The elderly woman, identified as Luisa Rosario, was on the corner of Columbus Avenue and West 109th Street around 12:40am when she was hit. Police say she was within the crosswalk and she was about a block from her home while heading to her daughter’s house.
Rosario was known as the ‘grandmother of the neighborhood’ and was liked by everyone who knew her.
“She was like everybody’s grandmother,” said Elio Velez, 53, who works for the Columbus-Amsterdam Business Improvement District.
“If you needed a plate of food, she would have a plate of food for you. And she was everybody’s loved one. I’ve known her since I was a kid. I’m already in my 50’s, but she’s known me since I was a child,” says Elvin Garcia.

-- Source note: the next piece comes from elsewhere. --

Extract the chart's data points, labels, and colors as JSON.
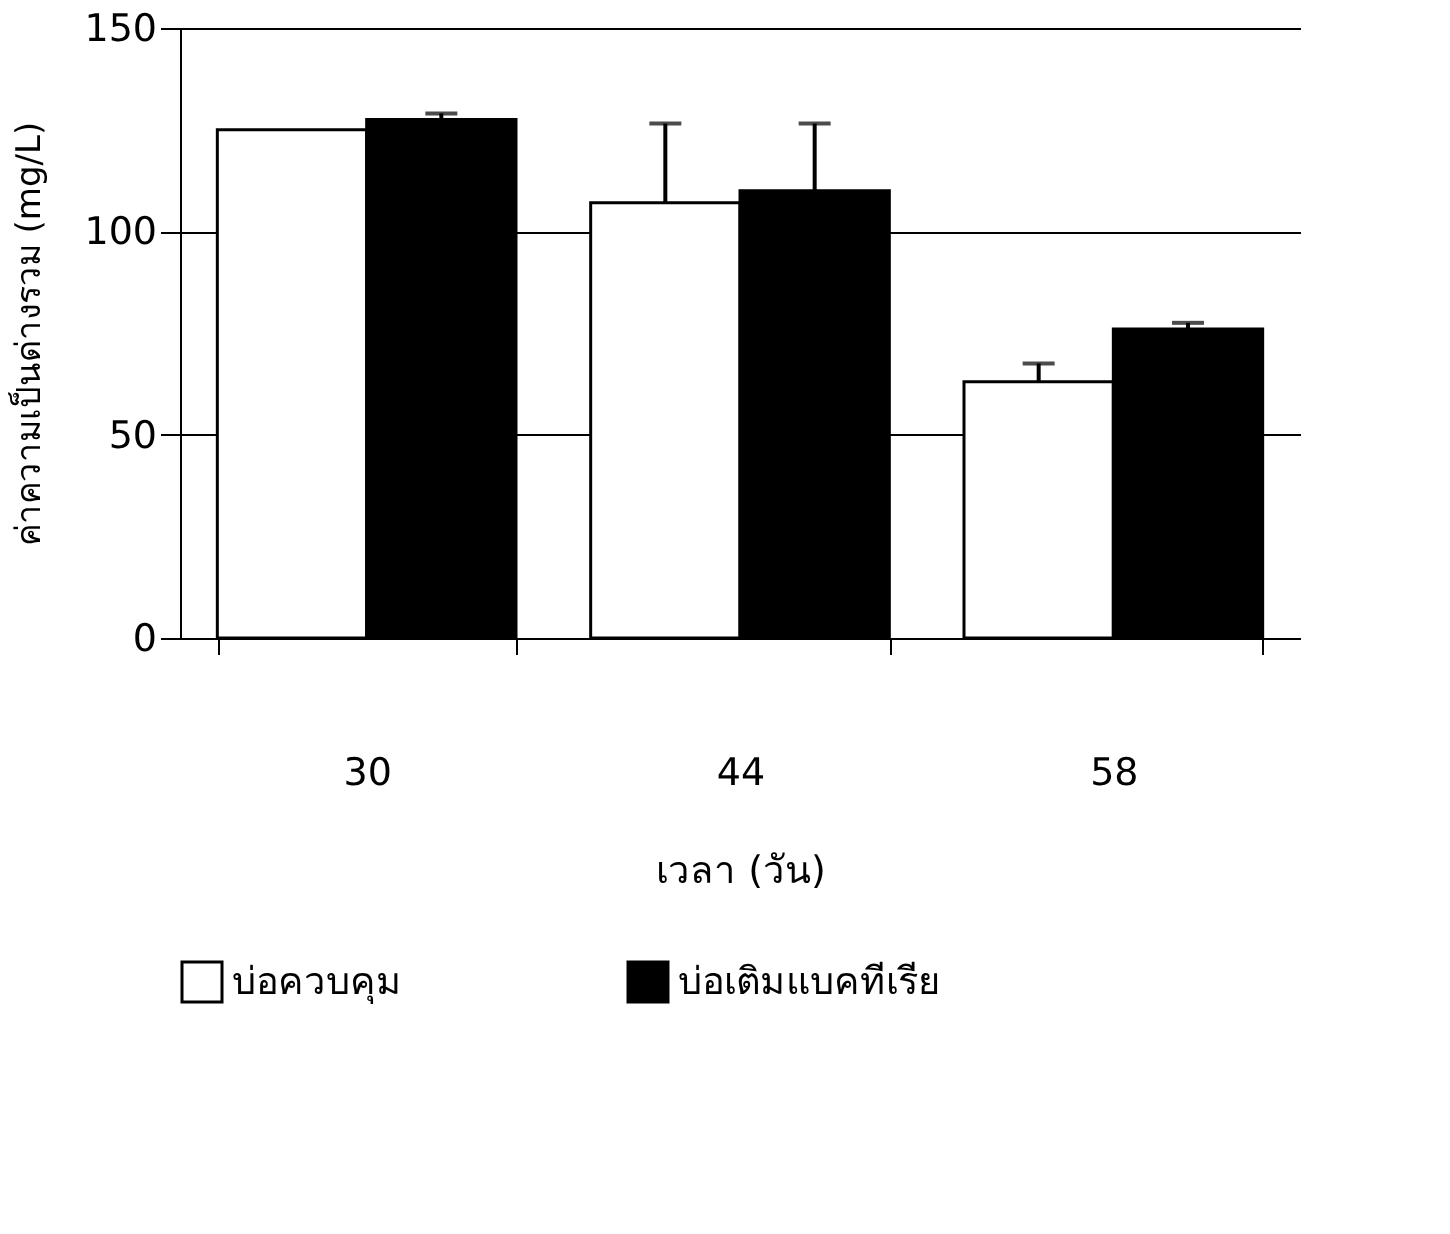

Driver Salifu Abubkar, a longtime taxi driver for more than 30 years, was charged with failure to yield to a pedestrian. His license was suspended by the Taxi and Limousine Commission (TLC) after the accident.
His son, Khalil, said that his father would typically work a longer 16-hour shift on Saturdays. He added that his Dad has four kids ages 18 to 30 and works four days a week to help support them.
“My father is a considerate, kind man. I can’t see how he would hurt anyone,” he added.
Rosario’s granddaughter, Louisa Tejada, was stunned when she learned of Abubkar’s 16-hour shift.
“How is that possible? It don’t make no sense,” said Tejada.
TLC spokesman Allan Fromberg advised that regulations prohibit cabbies from driving over 12 straight hours.
New York City Mayor Bill de Blasio noted there has been a recent string of deadly crashes and it has been “a very tough week.”
Mayor de Blasio advised that the New York Police Department issued 30,000 tickets this year for failing to yield to a pedestrian in a crosswalk – the same ticket that Abubkar received. That number is a significant leap compared to previous years and was likely the result from the implementation of the Vision Zero plan.
The Vision Zero plan was created to end traffic deaths and injuries on the streets of New York, and since its birth, the number of pedestrian traffic deaths has decreased since 2013. In 2013, 138 of the 235 traffic deaths were pedestrian. In 2014, 117 of the 223 traffic deaths were pedestrians. Close to the end of 2015, 107 of the 191 traffic deaths were pedestrians.
“Let’s be clear: the central problem is vehicles being used wrongly and endangering others,” de Blasio said.